Immigration has been a flash point of the U.S. political debate for decades. Efforts at comprehensive immigration reform have repeatedly foundered in Congress, in part due to disagreement over whether to create a path to citizenship for the more than eleven million undocumented residents in the United States, many of whom are from Mexico and Central America.
The response to the situation at the southern U.S. border has become increasingly divisive over the past five years as a growing number of migrants attempt to cross into the United States. In fiscal year 2023, U.S. border authorities encountered close to 2.5 million people, a record-breaking amount. Many were fleeing violence, poverty, and environmental challenges in their home countries, including those from Cuba, Haiti, Mexico, Venezuela, and the so-called Northern Triangle countries of El Salvador, Guatemala, and Honduras.
The surge in migration has strained local and federal resources and renewed the debate over U.S. immigration policy.
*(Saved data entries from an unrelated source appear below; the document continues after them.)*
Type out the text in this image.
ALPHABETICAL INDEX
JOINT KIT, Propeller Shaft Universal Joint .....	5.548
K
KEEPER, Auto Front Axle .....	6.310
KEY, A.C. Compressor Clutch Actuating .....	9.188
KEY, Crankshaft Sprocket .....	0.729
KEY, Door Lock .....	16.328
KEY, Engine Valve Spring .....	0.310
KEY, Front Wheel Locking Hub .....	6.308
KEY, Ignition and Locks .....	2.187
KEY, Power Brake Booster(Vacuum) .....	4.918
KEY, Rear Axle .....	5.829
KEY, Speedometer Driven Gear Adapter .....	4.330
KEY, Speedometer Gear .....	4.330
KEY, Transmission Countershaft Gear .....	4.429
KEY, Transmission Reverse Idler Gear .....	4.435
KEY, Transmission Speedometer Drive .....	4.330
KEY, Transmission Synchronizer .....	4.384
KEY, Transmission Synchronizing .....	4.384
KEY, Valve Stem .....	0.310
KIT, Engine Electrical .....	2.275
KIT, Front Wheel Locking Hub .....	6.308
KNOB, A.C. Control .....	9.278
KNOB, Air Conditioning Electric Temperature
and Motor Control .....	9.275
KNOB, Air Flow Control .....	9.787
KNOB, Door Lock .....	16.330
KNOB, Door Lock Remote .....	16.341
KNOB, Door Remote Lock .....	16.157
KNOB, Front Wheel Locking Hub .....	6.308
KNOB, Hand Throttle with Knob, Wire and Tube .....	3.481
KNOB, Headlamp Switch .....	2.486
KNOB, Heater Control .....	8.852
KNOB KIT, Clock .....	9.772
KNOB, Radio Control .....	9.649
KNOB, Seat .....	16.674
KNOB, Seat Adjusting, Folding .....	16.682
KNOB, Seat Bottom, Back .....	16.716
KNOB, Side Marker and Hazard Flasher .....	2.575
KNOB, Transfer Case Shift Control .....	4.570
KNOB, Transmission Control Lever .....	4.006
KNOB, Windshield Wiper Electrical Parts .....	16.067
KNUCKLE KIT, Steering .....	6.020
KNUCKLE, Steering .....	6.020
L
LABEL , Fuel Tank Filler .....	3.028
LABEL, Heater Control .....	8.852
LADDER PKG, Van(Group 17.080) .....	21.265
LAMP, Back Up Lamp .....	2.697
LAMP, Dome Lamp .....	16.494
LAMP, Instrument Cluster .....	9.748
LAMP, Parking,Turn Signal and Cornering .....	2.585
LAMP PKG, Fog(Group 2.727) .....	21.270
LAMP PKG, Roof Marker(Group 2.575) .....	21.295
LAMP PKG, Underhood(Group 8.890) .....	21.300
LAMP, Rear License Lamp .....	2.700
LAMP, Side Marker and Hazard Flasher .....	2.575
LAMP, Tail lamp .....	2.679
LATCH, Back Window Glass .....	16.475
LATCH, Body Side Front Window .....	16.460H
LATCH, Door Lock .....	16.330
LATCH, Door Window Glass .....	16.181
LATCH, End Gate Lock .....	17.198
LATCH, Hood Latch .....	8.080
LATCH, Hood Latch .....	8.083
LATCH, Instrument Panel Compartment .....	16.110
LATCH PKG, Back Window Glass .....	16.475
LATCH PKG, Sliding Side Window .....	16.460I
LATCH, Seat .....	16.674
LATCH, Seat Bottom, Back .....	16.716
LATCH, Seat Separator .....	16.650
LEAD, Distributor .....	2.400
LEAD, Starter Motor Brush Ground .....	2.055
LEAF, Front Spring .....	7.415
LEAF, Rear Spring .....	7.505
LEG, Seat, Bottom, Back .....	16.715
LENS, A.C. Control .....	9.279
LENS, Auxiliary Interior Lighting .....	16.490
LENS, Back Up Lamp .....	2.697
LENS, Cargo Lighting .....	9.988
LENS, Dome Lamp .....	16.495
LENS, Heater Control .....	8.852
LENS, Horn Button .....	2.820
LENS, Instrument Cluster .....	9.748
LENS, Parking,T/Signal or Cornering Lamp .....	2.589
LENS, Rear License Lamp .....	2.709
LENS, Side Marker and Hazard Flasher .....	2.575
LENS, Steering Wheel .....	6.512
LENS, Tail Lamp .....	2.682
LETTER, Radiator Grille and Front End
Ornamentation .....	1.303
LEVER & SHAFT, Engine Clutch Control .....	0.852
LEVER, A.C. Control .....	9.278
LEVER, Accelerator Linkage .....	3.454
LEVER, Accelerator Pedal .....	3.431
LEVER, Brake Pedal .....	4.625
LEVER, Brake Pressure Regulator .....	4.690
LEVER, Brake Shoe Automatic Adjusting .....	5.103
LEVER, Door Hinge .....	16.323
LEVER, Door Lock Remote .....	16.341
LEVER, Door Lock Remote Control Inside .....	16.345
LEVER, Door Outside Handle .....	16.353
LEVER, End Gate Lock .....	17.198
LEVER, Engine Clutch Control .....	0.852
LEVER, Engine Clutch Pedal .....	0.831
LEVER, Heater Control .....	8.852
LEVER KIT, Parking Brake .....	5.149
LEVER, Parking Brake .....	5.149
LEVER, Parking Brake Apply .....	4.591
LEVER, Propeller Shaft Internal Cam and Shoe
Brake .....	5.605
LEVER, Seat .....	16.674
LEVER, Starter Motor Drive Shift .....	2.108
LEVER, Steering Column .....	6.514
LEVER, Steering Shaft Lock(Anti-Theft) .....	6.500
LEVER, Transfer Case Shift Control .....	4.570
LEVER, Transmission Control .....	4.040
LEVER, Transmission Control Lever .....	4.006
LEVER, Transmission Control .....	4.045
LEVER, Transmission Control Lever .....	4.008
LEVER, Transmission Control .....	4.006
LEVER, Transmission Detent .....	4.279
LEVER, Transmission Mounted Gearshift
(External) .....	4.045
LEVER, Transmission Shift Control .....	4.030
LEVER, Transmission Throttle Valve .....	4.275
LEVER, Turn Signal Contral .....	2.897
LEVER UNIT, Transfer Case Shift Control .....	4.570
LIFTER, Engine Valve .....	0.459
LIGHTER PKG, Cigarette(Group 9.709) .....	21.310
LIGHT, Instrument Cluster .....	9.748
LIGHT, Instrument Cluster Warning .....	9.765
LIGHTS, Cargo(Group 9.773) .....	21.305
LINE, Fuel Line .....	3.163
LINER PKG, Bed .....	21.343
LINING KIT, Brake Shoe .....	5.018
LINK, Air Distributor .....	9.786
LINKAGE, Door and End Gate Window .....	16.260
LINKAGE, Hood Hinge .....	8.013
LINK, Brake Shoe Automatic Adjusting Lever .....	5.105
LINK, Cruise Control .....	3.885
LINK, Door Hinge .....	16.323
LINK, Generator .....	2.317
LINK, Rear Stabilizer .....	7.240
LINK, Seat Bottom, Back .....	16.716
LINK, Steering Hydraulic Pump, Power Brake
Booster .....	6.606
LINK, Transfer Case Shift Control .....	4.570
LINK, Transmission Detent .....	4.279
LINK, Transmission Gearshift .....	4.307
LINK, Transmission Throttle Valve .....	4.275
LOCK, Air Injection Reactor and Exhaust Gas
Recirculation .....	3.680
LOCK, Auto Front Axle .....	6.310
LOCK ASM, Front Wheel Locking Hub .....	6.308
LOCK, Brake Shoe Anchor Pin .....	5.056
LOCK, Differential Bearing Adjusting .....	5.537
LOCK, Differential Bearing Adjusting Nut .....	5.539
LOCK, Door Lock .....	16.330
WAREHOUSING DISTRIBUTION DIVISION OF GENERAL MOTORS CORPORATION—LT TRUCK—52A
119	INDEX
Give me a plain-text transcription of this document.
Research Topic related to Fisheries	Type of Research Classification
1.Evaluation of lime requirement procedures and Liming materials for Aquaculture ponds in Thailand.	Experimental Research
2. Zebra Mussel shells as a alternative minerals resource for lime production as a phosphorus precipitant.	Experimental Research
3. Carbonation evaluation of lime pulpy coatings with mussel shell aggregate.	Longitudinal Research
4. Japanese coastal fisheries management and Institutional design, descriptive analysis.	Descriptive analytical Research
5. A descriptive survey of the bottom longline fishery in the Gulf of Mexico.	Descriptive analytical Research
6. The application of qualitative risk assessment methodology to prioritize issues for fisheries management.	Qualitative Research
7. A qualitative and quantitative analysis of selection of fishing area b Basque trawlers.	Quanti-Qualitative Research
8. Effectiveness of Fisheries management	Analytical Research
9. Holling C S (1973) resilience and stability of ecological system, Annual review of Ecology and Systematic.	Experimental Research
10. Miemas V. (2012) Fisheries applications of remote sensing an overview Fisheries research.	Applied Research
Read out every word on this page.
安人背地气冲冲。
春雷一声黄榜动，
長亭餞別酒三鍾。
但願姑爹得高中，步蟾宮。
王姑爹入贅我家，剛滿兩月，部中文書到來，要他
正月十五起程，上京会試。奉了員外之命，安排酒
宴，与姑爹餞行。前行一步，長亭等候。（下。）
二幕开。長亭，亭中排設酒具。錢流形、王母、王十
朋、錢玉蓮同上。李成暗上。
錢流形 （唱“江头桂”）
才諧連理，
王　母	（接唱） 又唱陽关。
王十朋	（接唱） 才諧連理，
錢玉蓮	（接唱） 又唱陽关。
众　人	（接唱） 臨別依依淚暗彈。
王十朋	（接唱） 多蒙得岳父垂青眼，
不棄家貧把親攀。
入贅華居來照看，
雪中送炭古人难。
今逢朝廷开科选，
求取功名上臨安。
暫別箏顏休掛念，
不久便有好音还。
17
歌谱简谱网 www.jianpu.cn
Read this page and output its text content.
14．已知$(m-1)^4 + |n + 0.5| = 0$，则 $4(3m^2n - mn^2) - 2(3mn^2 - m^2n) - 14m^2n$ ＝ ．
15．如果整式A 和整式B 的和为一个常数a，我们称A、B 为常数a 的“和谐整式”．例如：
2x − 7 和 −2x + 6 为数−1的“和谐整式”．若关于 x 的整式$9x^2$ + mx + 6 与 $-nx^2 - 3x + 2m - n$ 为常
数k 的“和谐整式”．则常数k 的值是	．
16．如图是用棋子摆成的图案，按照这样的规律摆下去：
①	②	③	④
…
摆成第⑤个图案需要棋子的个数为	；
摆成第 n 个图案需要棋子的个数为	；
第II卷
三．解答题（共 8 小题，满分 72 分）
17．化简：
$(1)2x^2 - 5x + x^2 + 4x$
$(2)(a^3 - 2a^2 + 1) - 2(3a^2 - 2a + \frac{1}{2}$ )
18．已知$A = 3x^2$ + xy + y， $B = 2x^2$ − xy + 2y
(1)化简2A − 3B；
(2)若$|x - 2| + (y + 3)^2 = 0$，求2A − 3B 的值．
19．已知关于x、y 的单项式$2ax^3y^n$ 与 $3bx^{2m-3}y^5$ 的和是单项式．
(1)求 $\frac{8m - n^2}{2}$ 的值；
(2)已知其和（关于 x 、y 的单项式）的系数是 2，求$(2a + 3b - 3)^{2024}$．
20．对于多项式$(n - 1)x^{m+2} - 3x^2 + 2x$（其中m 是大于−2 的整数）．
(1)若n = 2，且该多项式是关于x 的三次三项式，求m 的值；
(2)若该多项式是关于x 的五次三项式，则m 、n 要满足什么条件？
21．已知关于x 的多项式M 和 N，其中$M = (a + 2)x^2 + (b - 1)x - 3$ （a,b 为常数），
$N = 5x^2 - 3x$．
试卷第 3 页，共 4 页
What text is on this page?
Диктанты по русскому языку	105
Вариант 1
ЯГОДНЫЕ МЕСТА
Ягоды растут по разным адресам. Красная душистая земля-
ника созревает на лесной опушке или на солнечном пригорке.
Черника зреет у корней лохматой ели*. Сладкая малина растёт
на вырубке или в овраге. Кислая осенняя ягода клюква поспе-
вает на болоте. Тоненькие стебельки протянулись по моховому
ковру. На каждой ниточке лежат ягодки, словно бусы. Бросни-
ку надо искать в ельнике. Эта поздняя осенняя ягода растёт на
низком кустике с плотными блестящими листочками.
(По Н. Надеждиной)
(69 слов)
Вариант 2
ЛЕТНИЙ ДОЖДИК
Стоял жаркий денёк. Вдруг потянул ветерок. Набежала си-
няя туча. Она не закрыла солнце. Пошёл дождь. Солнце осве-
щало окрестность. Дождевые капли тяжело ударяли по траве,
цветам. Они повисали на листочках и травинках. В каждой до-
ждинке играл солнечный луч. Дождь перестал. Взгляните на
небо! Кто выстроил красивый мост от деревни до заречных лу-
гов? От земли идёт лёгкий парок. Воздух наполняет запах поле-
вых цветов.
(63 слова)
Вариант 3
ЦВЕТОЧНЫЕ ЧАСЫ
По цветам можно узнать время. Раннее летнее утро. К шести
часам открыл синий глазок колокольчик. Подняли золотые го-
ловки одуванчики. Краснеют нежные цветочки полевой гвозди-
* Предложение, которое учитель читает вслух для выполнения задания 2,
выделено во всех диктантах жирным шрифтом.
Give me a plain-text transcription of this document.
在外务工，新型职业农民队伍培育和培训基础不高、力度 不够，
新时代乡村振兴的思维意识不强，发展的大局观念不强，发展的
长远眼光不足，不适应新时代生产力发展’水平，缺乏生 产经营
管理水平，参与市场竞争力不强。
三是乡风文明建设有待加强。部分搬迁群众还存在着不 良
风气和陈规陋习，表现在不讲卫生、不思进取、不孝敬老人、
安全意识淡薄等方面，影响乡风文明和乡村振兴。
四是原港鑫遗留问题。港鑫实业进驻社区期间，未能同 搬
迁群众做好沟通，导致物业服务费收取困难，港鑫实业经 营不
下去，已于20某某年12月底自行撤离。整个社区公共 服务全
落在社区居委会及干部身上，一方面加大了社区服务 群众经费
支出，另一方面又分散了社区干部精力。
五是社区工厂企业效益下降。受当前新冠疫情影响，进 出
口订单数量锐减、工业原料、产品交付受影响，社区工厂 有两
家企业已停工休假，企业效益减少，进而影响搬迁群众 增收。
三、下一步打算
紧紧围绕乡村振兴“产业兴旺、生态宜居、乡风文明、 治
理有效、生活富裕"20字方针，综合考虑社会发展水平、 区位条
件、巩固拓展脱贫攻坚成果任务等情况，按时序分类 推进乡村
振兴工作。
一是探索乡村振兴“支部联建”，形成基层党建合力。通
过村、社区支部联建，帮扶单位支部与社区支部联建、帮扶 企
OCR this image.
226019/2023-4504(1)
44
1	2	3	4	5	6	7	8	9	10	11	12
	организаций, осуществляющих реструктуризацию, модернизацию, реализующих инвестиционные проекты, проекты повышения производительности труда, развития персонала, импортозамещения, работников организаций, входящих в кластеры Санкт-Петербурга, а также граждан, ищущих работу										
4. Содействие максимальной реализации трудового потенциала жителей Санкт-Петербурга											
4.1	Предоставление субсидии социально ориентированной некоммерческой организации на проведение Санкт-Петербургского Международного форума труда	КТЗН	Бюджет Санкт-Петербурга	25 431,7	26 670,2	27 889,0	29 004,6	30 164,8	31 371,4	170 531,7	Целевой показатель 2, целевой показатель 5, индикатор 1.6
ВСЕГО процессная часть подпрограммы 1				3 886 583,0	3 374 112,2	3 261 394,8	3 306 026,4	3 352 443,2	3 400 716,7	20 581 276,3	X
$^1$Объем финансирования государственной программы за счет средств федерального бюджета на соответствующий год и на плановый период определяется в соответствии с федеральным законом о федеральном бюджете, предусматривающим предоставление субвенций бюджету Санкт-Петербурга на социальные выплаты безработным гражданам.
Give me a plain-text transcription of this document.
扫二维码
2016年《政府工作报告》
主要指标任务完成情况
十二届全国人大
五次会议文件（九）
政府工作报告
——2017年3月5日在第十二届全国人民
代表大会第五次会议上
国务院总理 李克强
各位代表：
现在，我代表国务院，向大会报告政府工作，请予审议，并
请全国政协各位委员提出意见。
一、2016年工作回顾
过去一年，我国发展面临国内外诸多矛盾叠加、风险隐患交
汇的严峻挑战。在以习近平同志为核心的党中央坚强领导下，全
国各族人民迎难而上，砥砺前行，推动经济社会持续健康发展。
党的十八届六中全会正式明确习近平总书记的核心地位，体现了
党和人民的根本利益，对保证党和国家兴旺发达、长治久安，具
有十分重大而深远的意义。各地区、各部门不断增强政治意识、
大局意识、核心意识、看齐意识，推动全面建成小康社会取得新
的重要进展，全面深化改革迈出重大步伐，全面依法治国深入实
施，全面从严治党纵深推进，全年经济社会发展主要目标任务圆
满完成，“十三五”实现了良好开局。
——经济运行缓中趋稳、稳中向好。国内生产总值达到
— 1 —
It has also prompted Republican-led border states such as Florida and Texas to take matters into their own hands, including by transporting thousands of migrants to northern, Democrat-run cities. Many Republican policymakers accuse President Joe Biden of failing to secure the border and safeguard U.S. national security, while other lawmakers argue that the influx of migrants demonstrates the need for comprehensive immigration reform.
Immigration has become many voters’ central concern ahead of the election. In early 2024, polling showed that 28 percent of Americans surveyed—most of whom identified as Republican—considered immigration to be the top problem facing the United States. This marked the first time the issue has risen to the top since a previous migration surge in 2019.